Group related signals by incident and suppress downstream symptoms where reliable dependency context exists. Preserve evidence so responders can see scope without receiving one page per instance.
Over-aggressive suppression can hide independent failure.
Maintenance windows
Planned work may intentionally violate normal signals.
Silence narrowly by:
- service,
- environment,
- time,
- and known change.
Broad permanent mute creates blind spots. Verify alerts return after maintenance.
On-call ownership
Every page needs a reachable team with:
- access,
- training,
- runbooks,
- authority to mitigate,
- and escalation.
Paging a person who cannot act only delays response.
Runbooks
A runbook should include:
- meaning of the alert,
- confirmation steps,
- common causes,
- safe mitigations,
- verification,
- escalation,
- and links to evidence.
Runbooks should be tested during drills and updated after incidents.
Synthetic monitoring
Synthetic checks perform controlled transactions periodically.

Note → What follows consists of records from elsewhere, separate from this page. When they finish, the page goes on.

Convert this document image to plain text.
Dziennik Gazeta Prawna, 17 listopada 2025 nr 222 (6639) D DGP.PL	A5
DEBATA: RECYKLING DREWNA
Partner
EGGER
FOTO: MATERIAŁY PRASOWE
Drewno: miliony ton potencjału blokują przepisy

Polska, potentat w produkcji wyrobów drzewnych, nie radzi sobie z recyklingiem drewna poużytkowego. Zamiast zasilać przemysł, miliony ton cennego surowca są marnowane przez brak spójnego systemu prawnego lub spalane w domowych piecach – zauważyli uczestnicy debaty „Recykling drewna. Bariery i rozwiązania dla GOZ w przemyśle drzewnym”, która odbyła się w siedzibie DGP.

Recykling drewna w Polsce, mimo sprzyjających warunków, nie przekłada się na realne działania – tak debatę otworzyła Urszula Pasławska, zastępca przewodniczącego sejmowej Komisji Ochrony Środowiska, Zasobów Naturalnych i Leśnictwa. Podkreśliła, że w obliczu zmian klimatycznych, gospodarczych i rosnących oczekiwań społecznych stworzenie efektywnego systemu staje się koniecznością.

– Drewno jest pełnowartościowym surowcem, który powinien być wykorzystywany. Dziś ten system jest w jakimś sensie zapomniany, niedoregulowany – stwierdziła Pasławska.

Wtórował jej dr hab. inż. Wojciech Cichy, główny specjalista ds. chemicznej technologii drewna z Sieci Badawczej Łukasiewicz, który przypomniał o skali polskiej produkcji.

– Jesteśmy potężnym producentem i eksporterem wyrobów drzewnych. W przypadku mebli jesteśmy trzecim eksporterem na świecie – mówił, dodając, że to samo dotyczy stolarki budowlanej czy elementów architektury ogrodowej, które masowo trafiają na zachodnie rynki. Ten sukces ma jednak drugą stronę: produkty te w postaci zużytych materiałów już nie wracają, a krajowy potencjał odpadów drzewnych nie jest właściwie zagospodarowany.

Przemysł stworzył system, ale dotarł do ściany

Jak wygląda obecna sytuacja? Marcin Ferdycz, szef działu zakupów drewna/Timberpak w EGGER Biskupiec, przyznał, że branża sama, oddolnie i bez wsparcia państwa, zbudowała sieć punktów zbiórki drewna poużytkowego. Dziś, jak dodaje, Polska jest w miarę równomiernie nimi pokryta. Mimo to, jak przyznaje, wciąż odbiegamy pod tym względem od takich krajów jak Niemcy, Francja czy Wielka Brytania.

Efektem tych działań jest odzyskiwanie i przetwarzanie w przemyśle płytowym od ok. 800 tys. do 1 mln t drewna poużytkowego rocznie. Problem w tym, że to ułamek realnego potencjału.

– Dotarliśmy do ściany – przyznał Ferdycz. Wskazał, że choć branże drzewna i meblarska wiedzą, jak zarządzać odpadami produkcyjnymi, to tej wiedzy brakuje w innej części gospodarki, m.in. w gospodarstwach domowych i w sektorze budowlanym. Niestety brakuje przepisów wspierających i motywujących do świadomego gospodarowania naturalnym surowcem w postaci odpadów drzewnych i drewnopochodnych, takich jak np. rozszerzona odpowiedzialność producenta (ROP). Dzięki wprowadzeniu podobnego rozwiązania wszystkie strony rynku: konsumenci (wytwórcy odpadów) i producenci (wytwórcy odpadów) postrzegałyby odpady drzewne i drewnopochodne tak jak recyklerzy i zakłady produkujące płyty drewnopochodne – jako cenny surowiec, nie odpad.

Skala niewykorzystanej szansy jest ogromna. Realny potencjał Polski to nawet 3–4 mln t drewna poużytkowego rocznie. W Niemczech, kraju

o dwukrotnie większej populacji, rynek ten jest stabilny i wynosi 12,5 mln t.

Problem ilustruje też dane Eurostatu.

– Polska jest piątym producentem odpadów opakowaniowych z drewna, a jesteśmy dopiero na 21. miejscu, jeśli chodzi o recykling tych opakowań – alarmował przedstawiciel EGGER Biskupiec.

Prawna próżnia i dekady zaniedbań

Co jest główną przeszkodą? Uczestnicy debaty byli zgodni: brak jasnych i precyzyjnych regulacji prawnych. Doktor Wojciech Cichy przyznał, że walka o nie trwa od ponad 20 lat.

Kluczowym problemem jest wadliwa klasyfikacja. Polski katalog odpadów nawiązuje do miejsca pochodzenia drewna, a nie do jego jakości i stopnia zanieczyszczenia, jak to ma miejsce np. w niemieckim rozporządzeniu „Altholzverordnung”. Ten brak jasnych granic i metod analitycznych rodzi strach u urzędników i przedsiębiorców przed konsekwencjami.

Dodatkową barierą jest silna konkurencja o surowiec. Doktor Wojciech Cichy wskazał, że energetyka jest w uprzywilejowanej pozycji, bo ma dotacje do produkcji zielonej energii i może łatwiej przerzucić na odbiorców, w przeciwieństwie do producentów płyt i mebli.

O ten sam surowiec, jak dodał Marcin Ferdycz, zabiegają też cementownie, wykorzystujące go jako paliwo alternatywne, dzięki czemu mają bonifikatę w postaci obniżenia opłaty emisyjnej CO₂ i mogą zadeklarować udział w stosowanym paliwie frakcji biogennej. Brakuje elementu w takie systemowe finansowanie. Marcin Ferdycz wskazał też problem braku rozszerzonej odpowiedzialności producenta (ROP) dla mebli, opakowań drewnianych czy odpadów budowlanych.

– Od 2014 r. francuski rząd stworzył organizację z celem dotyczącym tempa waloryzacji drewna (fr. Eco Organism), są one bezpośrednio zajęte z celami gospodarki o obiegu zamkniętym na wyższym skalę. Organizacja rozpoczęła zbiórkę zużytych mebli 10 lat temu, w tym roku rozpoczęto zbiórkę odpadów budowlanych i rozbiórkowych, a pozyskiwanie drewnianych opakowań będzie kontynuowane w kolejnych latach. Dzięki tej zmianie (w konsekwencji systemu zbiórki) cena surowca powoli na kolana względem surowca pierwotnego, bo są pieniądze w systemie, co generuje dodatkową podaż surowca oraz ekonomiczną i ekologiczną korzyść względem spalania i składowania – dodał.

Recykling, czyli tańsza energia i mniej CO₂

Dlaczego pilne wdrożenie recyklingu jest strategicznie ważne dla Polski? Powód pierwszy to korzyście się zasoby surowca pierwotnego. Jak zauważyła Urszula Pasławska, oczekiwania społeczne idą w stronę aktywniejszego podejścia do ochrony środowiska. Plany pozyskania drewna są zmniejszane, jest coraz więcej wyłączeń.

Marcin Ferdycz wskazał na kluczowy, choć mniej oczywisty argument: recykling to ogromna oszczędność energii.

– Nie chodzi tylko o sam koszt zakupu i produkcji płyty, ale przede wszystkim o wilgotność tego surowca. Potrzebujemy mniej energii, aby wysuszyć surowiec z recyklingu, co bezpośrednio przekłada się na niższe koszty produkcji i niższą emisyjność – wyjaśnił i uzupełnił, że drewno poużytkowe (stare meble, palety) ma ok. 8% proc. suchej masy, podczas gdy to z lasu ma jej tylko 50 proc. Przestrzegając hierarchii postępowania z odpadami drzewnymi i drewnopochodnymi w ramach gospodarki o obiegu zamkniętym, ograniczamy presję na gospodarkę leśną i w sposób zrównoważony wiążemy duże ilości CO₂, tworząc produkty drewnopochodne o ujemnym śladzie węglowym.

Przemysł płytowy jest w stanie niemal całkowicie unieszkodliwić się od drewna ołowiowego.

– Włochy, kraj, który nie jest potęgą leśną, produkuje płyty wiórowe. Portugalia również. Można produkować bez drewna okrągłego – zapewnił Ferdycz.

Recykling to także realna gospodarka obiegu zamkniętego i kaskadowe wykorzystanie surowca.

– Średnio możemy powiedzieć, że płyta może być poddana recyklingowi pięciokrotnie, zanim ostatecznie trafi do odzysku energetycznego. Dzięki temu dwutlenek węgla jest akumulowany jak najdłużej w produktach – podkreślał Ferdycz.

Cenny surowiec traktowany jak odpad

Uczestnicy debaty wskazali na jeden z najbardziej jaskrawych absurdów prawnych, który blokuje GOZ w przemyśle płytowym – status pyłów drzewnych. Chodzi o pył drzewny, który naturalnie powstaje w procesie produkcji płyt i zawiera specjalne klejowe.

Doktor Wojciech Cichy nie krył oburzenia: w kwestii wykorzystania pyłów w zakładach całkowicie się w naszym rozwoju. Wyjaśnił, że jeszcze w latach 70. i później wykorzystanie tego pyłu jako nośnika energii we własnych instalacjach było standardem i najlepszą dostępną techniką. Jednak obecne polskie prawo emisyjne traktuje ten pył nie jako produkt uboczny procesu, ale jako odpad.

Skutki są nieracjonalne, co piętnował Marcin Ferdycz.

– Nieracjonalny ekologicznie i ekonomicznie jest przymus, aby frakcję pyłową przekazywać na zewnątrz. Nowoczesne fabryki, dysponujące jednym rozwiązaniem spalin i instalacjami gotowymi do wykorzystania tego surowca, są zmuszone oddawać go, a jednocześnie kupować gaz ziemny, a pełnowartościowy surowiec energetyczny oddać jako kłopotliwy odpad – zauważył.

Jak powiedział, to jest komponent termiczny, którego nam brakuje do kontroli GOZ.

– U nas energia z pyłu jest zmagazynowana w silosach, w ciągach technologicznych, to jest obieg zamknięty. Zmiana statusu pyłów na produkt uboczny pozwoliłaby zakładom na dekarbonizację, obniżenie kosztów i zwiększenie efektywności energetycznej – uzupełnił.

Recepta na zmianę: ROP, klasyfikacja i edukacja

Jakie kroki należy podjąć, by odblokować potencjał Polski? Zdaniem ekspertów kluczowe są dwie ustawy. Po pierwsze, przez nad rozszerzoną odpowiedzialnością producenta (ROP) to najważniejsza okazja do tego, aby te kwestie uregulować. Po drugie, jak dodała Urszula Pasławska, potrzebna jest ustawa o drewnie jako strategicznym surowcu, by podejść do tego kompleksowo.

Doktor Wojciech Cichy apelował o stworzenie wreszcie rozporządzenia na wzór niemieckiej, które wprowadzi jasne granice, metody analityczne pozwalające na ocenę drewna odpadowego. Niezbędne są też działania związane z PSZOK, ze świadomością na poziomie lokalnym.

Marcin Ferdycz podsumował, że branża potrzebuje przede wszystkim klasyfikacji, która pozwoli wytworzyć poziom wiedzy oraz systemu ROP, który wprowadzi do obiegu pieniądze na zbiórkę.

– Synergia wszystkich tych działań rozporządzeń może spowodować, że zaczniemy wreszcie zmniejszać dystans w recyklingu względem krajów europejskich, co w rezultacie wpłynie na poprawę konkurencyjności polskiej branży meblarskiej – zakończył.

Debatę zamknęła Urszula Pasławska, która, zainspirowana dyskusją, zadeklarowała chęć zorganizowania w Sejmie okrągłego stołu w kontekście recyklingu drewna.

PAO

Use dedicated accounts and prevent real charges, emails, or destructive effects. Run from representative locations and distinguish synthetic traffic in logs.
A shallow health endpoint should not be the only external check.
Alerting on objectives
Service-level objectives can drive alerts based on error-budget consumption.
A fast burn indicates severe current impact; a slow burn shows a smaller issue that will violate the objective if sustained.
Multi-window alerts balance urgency and noise.
Testing alerts
Verify:
- the condition can trigger,
- notification reaches the right route,
- message contains context,
- runbook access works,
- escalation occurs,
- and recovery closes correctly.
An alert configured but never exercised is an untested production feature.
Knowledge check
- How do monitoring and observability differ?
- Why are symptom-based alerts often better than instance alerts?
- What makes a ratio alert unreliable at low volume?
- How does alert fatigue affect incident response?
- Why should alert routing and runbooks be tested?
The one idea to remember
Monitoring evaluates known service signals; alerting asks a person to act. Page on sustained, meaningful user impact or imminent risk, include actionable context, control noise, assign capable ownership, and test the entire response path.